Mais il n’est pas nécessaire de se placer dans les périodes de cataclysmes sociaux pour voir combien sont fragiles parfois les notions reçues sur les rapports du droit et de la morale. Les exemples abondent, de situations de droit qui s’éloignent de plus en plus de la « morale » reçue. Toujours en considérant le droit de propriété, que les jurisconsultes, en le définissant, proclament absolu et perpétuel (il comporte la faculté de détruire), il est facile de voir que les principes admis, tels que celui-ci : « Le propriétaire du sol est propriétaire du dessus et du dessous » peuvent aboutir et aboutissent souvent, à des conséquences contraires à la morale, nous allions dire au bon sens. Les progrès scientifiques et économiques conduisent l’humanité à utiliser de plus en plus les richesses du sous-sol ; or, la notion de propriété individuelle ou de propriété familiale à l’origine et pendant de longs siècles, repose sur la culture du sol par l’individu ou par le groupe familial ; nous sommes bien loin de la morale lorsque nous prétendons attribuer à ce propriétaire, la jouissance des richesses minières peut-être néfastes à I’humanité, peut-être aussi nécessaires éventuellement à son existence et à son salut, enfouies dans les profondeurs du sol, jusqu’à la limite la plus lointaine que les outils de l’homme puissent atteindre !

J’entends bien que l’usage et l’exploitation des mines sont réglementés d’une manière spéciale par les diverses législations. Il n’en reste pas moins que le principe juridique aboutit dans les faits aux conséquences les plus inacceptables, les plus révoltantes. Si le hasard ou la chance peuvent enrichir, le jurisconsulte peut ne pas avoir à s’en préoccuper s’il borne son rôle à l’étude des règles imposées sous le nom de lois par le corps social ; mais il serait impuissant à mettre d’accord le « Droit » et la « morale » dans le sens vulgaire que nous avons laissé à ce mot.
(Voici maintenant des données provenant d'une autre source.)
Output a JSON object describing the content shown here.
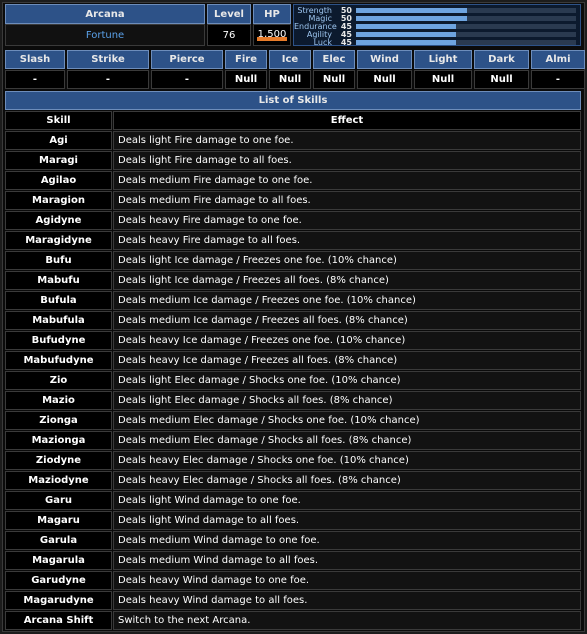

Si le Droit s’écarte trop souvent de la « morale », peut-on, avec les philosophes anglais des deux derniers siècles, le fonder sur l’idée d’utilité sociale ? Ici, encore, et sans nous étendre, nous sommes obligés de faire les plus grandes réserves. Que le Droit doive se conformer à l’utilité sociale, qu’il y ait ou qu’il puisse y avoir un Droit naturel fondé sur l’utilité générale, et par conséquent variable suivant les temps et suivant les milieux, contrairement au « Droit naturel » tel que le définissait Montesquieu, certains peuvent l’admettre ; nous persistons à penser que, même sous cette forme nouvelle, la notion que nous avons critiquée plus haut ne peut être admise. Mais, nous voulons nous placer uniquement au point de vue du Droit positif et, à ce point de vue, il faut bien constater que Droit et utilité sociale, dans toutes les législations anciennes ou modernes, ne se confondent pas, et même s’opposent dans un grand nombre de cas. Les règles de droit ont été trop souvent créées pour l’intérêt d’une petit minorité, ou pour l’intérêt d’un seul, et non pour l’utilité générale. Elles ont trop souvent servi de moyen d’oppression aux prêtres de toutes les religions, et aux monarques. Ici encore, les exemples viennent en foule à l’esprit. Trop souvent aussi, et encore à l’heure actuelle, les règles de droit ont pour seul fondement et pour seule raison d’être, les plus grossiers préjugés de la foule, sans aucun profit pour l’ordre social et même contrairement à l’intérêt social, bien entendu. C’est ainsi que l’interdiction ou une réglementation mauvaise

du divorce, bien loin de fortifier le lien familial, peuvent, à certains stades de l’évolution sociale, en introduisant dans les relations familiales non seulement entre époux, mais entre parents et enfants, des causes de haines et de violences, en empêchant de régulariser des situations que la société aurait intérêt à légitimer et à maintenir, constituer une sérieuse atteinte à « l’utilité générale ». Les préjugés religieux ou sociaux de toute nature traduits en lois vont la plupart du temps à l’encontre du bien général, ou même de l’ordre public. Chacun de nous peut en trouver d’innombrables exemples dans son expérience de tous les jours.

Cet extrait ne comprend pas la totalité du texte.